What are
Strategic Metals
Strategic Metals are raw materials critical to modern technology and industry, but whose supply is limited and/or subject to disruption. Basically, they are materials you really need, but someone else has. With more than 80% of their production coming from China, it is clear why they are considered strategic assets by the US and other industrialized nations.
Strategic Metals differ from “base metals”, like copper, iron, lead, and zinc, in that the availability of those metals is relatively abundant around the world. They also differ from “precious metals”, such as gold and silver, because those are not considered as vital to technology and industry.
Strategic Metals include technology metals, such as gallium, hafnium and tellurium, and rare earth metals, such as dysprosium, neodymium, and terbium.
Application Areas of strategic metals
Strategic Metals are critical to many different industries and technologies.

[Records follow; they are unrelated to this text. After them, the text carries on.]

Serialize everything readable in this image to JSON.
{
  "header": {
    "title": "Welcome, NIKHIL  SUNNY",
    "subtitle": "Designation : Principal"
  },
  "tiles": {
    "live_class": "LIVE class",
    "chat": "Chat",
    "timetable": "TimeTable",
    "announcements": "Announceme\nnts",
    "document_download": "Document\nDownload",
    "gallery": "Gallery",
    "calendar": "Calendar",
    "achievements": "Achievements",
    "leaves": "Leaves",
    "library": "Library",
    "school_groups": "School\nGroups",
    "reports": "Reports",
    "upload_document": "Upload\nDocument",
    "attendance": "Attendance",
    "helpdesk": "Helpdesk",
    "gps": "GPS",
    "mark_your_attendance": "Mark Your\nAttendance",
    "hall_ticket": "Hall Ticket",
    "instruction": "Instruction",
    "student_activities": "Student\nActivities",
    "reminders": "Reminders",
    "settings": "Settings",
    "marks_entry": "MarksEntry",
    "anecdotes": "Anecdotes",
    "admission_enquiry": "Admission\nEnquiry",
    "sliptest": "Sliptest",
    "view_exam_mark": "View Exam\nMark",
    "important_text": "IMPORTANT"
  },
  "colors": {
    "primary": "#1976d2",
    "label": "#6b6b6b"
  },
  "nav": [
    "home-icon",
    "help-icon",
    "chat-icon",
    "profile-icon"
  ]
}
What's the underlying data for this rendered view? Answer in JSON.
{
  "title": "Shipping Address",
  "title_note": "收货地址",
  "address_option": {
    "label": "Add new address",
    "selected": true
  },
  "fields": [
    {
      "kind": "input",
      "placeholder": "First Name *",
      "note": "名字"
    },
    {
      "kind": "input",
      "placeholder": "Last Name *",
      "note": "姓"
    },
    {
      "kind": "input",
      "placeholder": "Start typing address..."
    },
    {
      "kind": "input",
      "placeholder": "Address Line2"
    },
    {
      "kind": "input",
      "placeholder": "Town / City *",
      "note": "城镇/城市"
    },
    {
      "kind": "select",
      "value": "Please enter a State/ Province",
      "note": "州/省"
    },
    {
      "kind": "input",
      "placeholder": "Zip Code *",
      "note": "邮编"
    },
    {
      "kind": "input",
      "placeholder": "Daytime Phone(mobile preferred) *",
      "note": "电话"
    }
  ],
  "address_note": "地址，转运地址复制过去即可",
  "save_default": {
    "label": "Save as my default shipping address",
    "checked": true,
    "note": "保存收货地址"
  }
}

Examples include:
- The High-Tech Industry, which uses germanium in the production of optic fibre cables, gallium and indium in LED displays and gallium in computer chips.
- The Renewable Energy Industry, which uses gallium and tellurium in the production of thin-film solar cells, neodymium in wind turbines and neodymium and dysprosium in electric bikes and cars.
- The Power Generation Industry, which uses hafnium and rhenium in gas and steam turbines used in power plants.
- The Defense and Commercial Airline Industries, which use hafnium, rhenium, or praseodymium to heighten the strength and durability of blades in jet engines.